Ketamine Clinical Trials
Effect of perioperative ketamine on postoperative cognition – a randomized placebo-controlled trial
To see complete record on www.trialregister.nl, please visit this link
Organisation Name: Leiden University Medical Center
Overal Status: Open for patient inclusion
Start Date: 2014-09-17
Lead Sponsor: Leiden University Medical Center
Brief Summary: S(+)-ketamine (ketanestTM) is an N-methyl-D-aspartate receptor (NMDAR) antagonist available for various indications including the induction and maintenance of anesthesia (in high dose), perioperative pain relief (in moderate dose) and chronic pain relief (in low dose). At LUMC perioperative ketanest is used as adjuvant during large surgical procedures for treatment of pain and stress (consequently the opioid dose may be reduced) and for reduction of perioperative inflammation. Worldwide the use of ketamine is rapidly increasing taking its beneficial effect on chronic pain and ability to produce a rapid (within hours) onset relief of depression-related symptoms in therapy-resistant depression.

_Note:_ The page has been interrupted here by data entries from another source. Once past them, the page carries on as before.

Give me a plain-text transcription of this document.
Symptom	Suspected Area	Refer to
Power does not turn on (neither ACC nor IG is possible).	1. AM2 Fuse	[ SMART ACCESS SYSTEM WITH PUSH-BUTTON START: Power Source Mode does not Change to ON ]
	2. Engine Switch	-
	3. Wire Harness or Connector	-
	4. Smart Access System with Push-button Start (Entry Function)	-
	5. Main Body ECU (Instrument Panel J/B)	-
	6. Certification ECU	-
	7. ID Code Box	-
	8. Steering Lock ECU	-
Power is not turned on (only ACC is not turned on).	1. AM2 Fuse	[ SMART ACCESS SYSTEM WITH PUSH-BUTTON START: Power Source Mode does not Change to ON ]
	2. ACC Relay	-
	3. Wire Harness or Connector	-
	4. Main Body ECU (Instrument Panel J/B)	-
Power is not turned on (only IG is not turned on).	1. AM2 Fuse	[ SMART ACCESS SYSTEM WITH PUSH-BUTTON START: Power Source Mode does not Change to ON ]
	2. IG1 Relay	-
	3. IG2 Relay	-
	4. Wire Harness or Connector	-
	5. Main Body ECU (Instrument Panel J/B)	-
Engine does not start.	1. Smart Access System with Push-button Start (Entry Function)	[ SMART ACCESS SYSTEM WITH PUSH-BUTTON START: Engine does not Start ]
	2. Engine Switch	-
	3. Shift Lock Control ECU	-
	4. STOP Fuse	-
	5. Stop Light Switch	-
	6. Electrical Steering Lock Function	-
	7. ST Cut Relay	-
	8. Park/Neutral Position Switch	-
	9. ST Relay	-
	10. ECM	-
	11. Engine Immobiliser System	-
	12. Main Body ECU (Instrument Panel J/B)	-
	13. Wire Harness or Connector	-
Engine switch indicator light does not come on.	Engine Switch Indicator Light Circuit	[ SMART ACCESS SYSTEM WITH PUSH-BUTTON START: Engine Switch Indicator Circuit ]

Both surgery and anesthesia have long-term postoperative effects on cognition. Especially in the elderly there are indications that stress from surgery (and hospital admittance) and anesthesia have deleterious effects on postoperative cognitive dysfunction. Moreover, pain and inflammation may contribute to postoperative cognitive deterioration. There are indications that ketamine could improve cognition 1 week following cardiac surgery (Hudetz et al. Ketamine attenuates post-operative cognitive dysfunction after cardiac surgery. Acta Anaesthesiol Scand 2009; 53: 864-72). This was related to the anti-inflammatory effects of ketamine. The current study is aimed at assessing the effect of ketamine exposure during and following anesthesia on cognition in patients undergoing elective non-cardiac surgical procedures. To that end patients will be randomized to receive ketanest or placebo in the peri- and postoperative phase and cognitive tests will be performed at day 1 and ~30 following surgery.